I think it sounds interesting. They are going in a right direction. I have Vivace, but can't use it much because all of it is recorded with the orchestra at the same time. Recording sections separate is the right way to go.


----------



## hector (Aug 28, 2013)

*Re: Sonokinetic Summer Sale 40% off until 25th August*



jleckie @ Tue Aug 27 said:


> Sonokinetic BV @ Mon Aug 26 said:
> 
> 
> > The sale has ended as of 8PM CET yesterday, so the coupon code has been disabled.
> ...


Before you have even heard a note! Perhaps Sonokinetic just not sell the library now because afterall if you find the Philip Glass sound boring everyone else will... what a silly post, apologise for mine on top but your post, wow. Perhaps we should all go around to things we find boring and tedius and point them out to everyone huh?! That sure is productive because everyone have the same taste and requirement...


----------



## jleckie (Aug 28, 2013)

Hector,

I heard plenty of notes. They play an example on the score cast podcast. It's boring, and it's my opinion. If my opinion bores you then that's how it goes.

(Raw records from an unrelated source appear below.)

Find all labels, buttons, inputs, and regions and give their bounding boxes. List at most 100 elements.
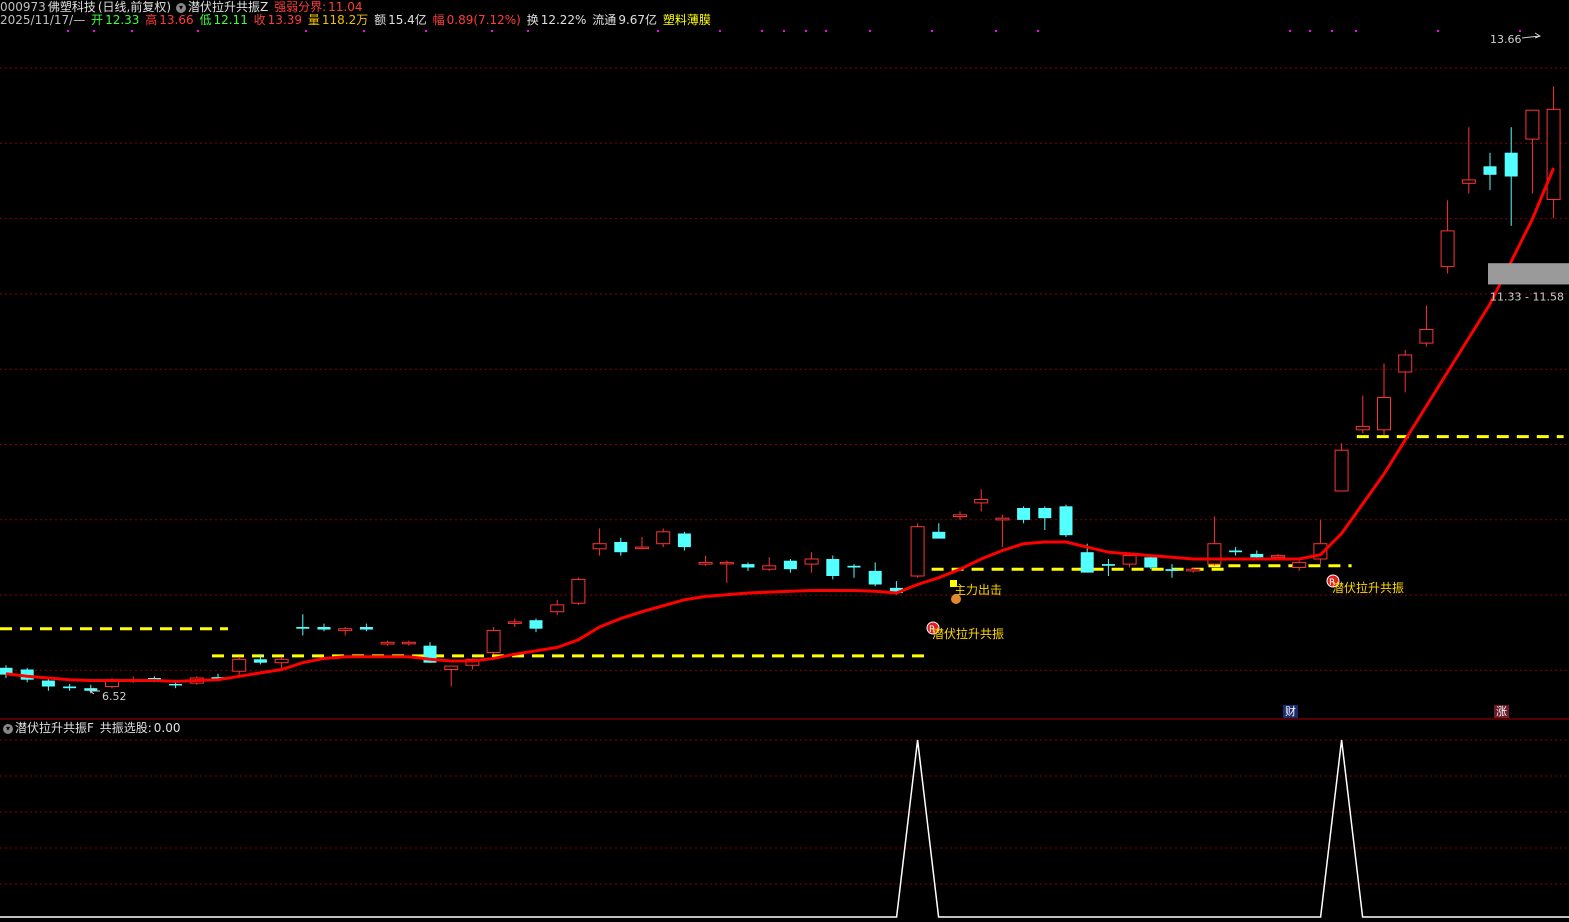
candle-body: [232, 658, 247, 672]
candle-body: [1461, 179, 1476, 184]
candle-body: [1038, 508, 1052, 519]
top-marker: [305, 30, 307, 32]
candle-body: [719, 561, 734, 565]
top-marker: [491, 30, 493, 32]
candle-body: [1483, 166, 1497, 175]
top-marker: [761, 30, 763, 32]
candle-body: [317, 627, 331, 630]
candle-body: [1207, 543, 1222, 565]
candle-body: [804, 558, 819, 565]
sector-label[interactable]: 塑料薄膜: [663, 13, 711, 27]
candle-body: [529, 620, 543, 629]
candle-body: [1271, 555, 1285, 558]
candle-body: [1080, 552, 1094, 573]
change-value: 0.89(7.12%): [446, 13, 521, 27]
candle-body: [932, 531, 946, 539]
candle-body: [253, 659, 267, 663]
candle-body: [1017, 508, 1031, 520]
ma-line: [5, 167, 1555, 683]
candle-body: [1059, 506, 1073, 536]
candle-body: [910, 526, 925, 577]
candle-body: [338, 628, 353, 631]
candle-body: [741, 564, 755, 568]
top-marker: [131, 30, 133, 32]
top-marker: [1519, 30, 1521, 32]
candle-body: [1377, 397, 1391, 431]
top-marker: [67, 30, 69, 32]
high-price-label: 13.66: [1490, 33, 1522, 46]
subpanel-signal-line: [0, 739, 1569, 918]
turnover-value: 12.22%: [540, 13, 587, 27]
strength-label: 强弱分界:: [274, 0, 327, 14]
candle-body: [507, 621, 522, 624]
candle-body: [550, 604, 565, 613]
finance-badge[interactable]: 财: [1283, 705, 1298, 718]
candle-body: [592, 543, 607, 550]
candle-body: [63, 686, 77, 689]
top-marker: [995, 30, 997, 32]
low-label: 低: [199, 13, 212, 27]
top-marker: [1437, 30, 1439, 32]
main-force-label: 主力出击: [954, 583, 1002, 597]
period-label[interactable]: (日线,前复权): [98, 0, 171, 14]
candle-body: [380, 641, 395, 645]
candle-body: [1186, 568, 1201, 572]
top-marker: [363, 30, 365, 32]
top-marker: [527, 30, 529, 32]
subpanel-value: 0.00: [153, 721, 181, 735]
candle-body: [995, 517, 1010, 521]
candle-body: [41, 680, 55, 687]
high-value: 13.66: [159, 13, 194, 27]
close-value: 13.39: [267, 13, 303, 27]
stock-name: 佛塑科技: [47, 0, 96, 14]
candle-body: [1440, 230, 1455, 268]
rise-badge[interactable]: 涨: [1494, 705, 1509, 718]
candle-body: [635, 546, 649, 550]
candle-body: [762, 565, 777, 570]
turnover-label: 换: [526, 13, 539, 27]
top-marker: [719, 30, 721, 32]
signal-label: 潜伏拉升共振: [932, 626, 1004, 641]
candle-body: [401, 641, 416, 645]
low-value: 12.11: [213, 13, 248, 27]
open-label: 开: [91, 13, 104, 27]
top-marker: [93, 30, 95, 32]
subpanel-dropdown-icon[interactable]: ▾: [3, 723, 13, 734]
price-range-label: 11.33 - 11.58: [1490, 290, 1564, 303]
indicator-dropdown-icon[interactable]: ▾: [176, 2, 187, 13]
candle-body: [359, 627, 373, 630]
header-line-1: 000973 佛塑科技 (日线,前复权) ▾ 潜伏拉升共振Z 强弱分界: 11.04: [0, 0, 364, 14]
candle-body: [1419, 329, 1434, 344]
price-range-box: [1488, 263, 1569, 285]
candle-body: [1250, 553, 1264, 558]
change-label: 幅: [432, 13, 445, 27]
candle-body: [274, 658, 289, 664]
price-chart[interactable]: 11.33 - 11.5813.666.52R潜伏拉升共振R潜伏拉升共振主力出击: [0, 0, 1569, 922]
high-label: 高: [145, 13, 158, 27]
high-arrow-icon: [1521, 32, 1542, 39]
candle-body: [1504, 152, 1518, 177]
candle-body: [296, 627, 310, 629]
volume-value: 118.2万: [321, 13, 369, 27]
top-marker: [657, 30, 659, 32]
candle-body: [1546, 108, 1561, 200]
candle-body: [953, 514, 967, 517]
candle-body: [847, 565, 861, 568]
candle-body: [1292, 561, 1307, 569]
top-marker: [825, 30, 827, 32]
subpanel-header: ▾ 潜伏拉升共振F 共振选股: 0.00: [0, 721, 183, 735]
top-marker: [1309, 30, 1311, 32]
signal-label: 潜伏拉升共振: [1332, 580, 1404, 595]
candle-body: [1525, 109, 1540, 140]
close-label: 收: [253, 13, 266, 27]
candle-body: [677, 533, 691, 548]
candle-body: [1398, 354, 1413, 373]
top-marker: [869, 30, 871, 32]
top-marker: [1289, 30, 1291, 32]
top-marker: [1331, 30, 1333, 32]
low-price-label: 6.52: [102, 690, 127, 703]
top-marker: [783, 30, 785, 32]
indicator-name[interactable]: 潜伏拉升共振Z: [188, 0, 268, 14]
subpanel-indicator[interactable]: 潜伏拉升共振F: [15, 721, 94, 735]
candle-body: [974, 499, 989, 504]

Sorry not a fan of phrase libraries anyways. IMHO, the only way to make phrase libraries even less effective is to do them based on styles like Philip Glass.


----------



## hector (Aug 28, 2013)

jleckie @ Wed Aug 28 said:


> Hector,
> 
> I heard plenty of notes. They play an example on the score cast podcast. It's boring, and it's my opinion. If my opinion bores you then that's how it goes.
> 
> Sorry not a fan of phrase libraries anyways. IMHO, the only way to make phrase libraries even less effective is to do them based on styles like Philip Glass.


Then why to bother posting in here? You know its a phrase library, which you say you dont like, What would be the point to go to everything you disagree with and you find boring and go 'hey this is boring!!'. Completely pointless... Dont like phrase libraries, dont have to read this page or dont buy it.. Your post provides nothing but negativity and lack of respect from personal opinion in their commercial announcement thread they pay for... Sorry to clog it up but it just seems to be a lot of this kind of post on here and its unnecessary.

Back to the library I am excited to hear what is in it and what it can do, also to see how flexible this is as a phrase library.


----------



## jleckie (Aug 28, 2013)

The difference between my opinion and yours hector is that you feel you need to attack me personally regarding my opinion. I am entitled to mine and you are entitled to yours.

How is this for a more balanced approach:

Tutti and Vivaci are very well recorded.
DeCapo I am thinking about buying.
The Minimalist library I would not buy.

Personally I think Sonokinetics time is better spent on DeCapo expansions and improving the way the phrase libraries work, for example, how about creating phrases that are more composer friendly, i.e. by adding a variety ways of ending a particular phrase for example.

Anyways, Thats a subject for another thread perhaps?


----------



## Sonokinetic BV (Aug 30, 2013)

*Re: Sonokinetic Summer Sale 40% off until 25th August*

All will become clear on Minimal soon. We want to make sure we are happy with everything before making an official announcement. I can however say that Minimal is a huge and very versatile instrument, its no 1 trick pony


----------



## Vovique (Jun 13, 2014)

*Re: Sonokinetic Summer Sale 40% off until 25th August*

Hi, Sonokinetic team! As a very happy DaCapo user, I set aside $1000 for the rest of you marvelous orchestral products, and hope your traditional summer sale comes soon :D


----------



## tmm (Jun 13, 2014)

Please don't bump threads like this… it got me really excited over nothing :(


----------



## PJMorgan (Jun 13, 2014)

tmm @ 13th June 2014 said:


> Please don't bump threads like this… it got me really excited over nothing :(



Me too :( :(


----------



## gsilbers (Jun 13, 2014)

well, got me interested in minimal. all this time i thought it was something else. i checked it out in details and look awesome. too bad no summer sale. i would of totally got it. for now, ill wait .


----------